Esas novedades, las interminables combinaciones entre los jugadores y la movilidad, volvieron locos a los ingleses, atornillados aún a la disposición del 3-2-5 y que no sabían a quién marcar, o que por hacerlo al hombre dejaban unos espacios que eran aprovechados por sus rivales como nunca se había visto hasta entonces. Gusztav Sebes era el maestro táctico de aquel equipo integrado por lo demás por un buen número de extraordinarios jugadores, como Puskas, Kocsis, Czibor -los tres jugarían posteriormente en España, el primero en el Madrid y los otros dos en el Barcelona-, Hidegkuti o Bozsik.

Los ingleses iban de profesionales pero los húngaros no tenían nada que envidiarles en ese aspecto, al ser los primeros en los que se plasmó la idea estratégica propiciada por los regímenes comunistas europeos de que el deporte en general y el fútbol en concreto, como espectáculo físico más popular, para nada debía quedar al margen del avance que sus dirigentes decían pretender para sus sociedades. Así es que Sebes tuvo mano libre para disponer de sus jugadores cuanto quisiese y hasta se concedió un estatus especial a los jugadores del Honved, liberados de sus trabajos fuera del fútbol, del que procedían la mayor parte de los seleccionados.

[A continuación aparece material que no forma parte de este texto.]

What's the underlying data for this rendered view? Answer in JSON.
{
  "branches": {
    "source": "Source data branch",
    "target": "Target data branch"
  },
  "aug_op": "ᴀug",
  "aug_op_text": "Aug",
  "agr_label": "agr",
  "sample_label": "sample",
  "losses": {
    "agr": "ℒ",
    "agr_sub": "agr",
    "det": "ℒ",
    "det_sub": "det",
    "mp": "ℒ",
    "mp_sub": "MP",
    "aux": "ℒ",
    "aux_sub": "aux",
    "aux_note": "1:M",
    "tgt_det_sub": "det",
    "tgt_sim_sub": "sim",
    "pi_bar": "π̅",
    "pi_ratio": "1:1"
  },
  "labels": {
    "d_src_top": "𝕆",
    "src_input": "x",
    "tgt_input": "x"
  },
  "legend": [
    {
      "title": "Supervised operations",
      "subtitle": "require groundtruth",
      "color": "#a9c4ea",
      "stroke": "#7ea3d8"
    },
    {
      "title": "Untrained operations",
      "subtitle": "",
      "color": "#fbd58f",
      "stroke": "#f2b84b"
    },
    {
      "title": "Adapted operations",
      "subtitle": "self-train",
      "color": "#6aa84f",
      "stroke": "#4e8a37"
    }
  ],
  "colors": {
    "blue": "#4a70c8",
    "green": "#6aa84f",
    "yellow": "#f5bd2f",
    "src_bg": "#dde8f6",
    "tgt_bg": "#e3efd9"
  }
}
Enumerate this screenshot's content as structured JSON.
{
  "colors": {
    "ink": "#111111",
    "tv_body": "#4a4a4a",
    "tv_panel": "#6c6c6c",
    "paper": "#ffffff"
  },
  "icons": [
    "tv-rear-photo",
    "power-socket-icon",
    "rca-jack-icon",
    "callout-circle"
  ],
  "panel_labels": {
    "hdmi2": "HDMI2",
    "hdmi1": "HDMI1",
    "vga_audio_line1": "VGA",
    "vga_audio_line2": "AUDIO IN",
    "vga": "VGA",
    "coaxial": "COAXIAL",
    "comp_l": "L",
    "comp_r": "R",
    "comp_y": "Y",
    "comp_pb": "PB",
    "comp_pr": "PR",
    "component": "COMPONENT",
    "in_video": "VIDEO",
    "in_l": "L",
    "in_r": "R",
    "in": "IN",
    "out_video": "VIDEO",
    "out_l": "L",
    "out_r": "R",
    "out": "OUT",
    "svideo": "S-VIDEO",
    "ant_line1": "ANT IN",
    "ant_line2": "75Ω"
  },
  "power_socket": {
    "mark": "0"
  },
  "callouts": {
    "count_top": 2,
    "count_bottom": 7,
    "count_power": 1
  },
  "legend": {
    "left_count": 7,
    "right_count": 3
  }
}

Hungría dominó aquel partido desde el primer minuto, cuando ya marcó Hidegkuti, y el resultado no fue más abultado porque los ingleses tiraron de amor propio, ese del que siempre van tan sobrados, y supieron sacar partido además de la línea más floja de los magiares, su defensa, pero quedó claro en cualquier caso que un nuevo fútbol había nacido, lleno también de belleza técnica, con regates asombrosos en el tiempo como el de Puskas en su primer gol, tercero de Hungría. Para que no hubiese ninguna duda de que de casualidad, nada, en el partido de devolución de visita, también lógicamente amistoso, jugado en Budapest el 23 de mayo de 1954 los daños recibidos por los ingleses fueron aún mayores, 7-1 para Hungría, la derrota más amplia de Inglaterra en toda su historia. En ese partido Inglaterra se presentó con un equipo muy renovado, pues nada menos que cinco jugadores habían sido despedidos del equipo nacional después del 3-6 de noviembre anterior, entre ellos Alf Ramsey, después seleccionador, campeón del mundo en 1966, pero la diferencia entre los dos equipos era aún abismal. Hungría parecía tener el camino abierto para lograr su primer Mundial, pero sólo parecía, como se verá en el siguiente capítulo de esta serie.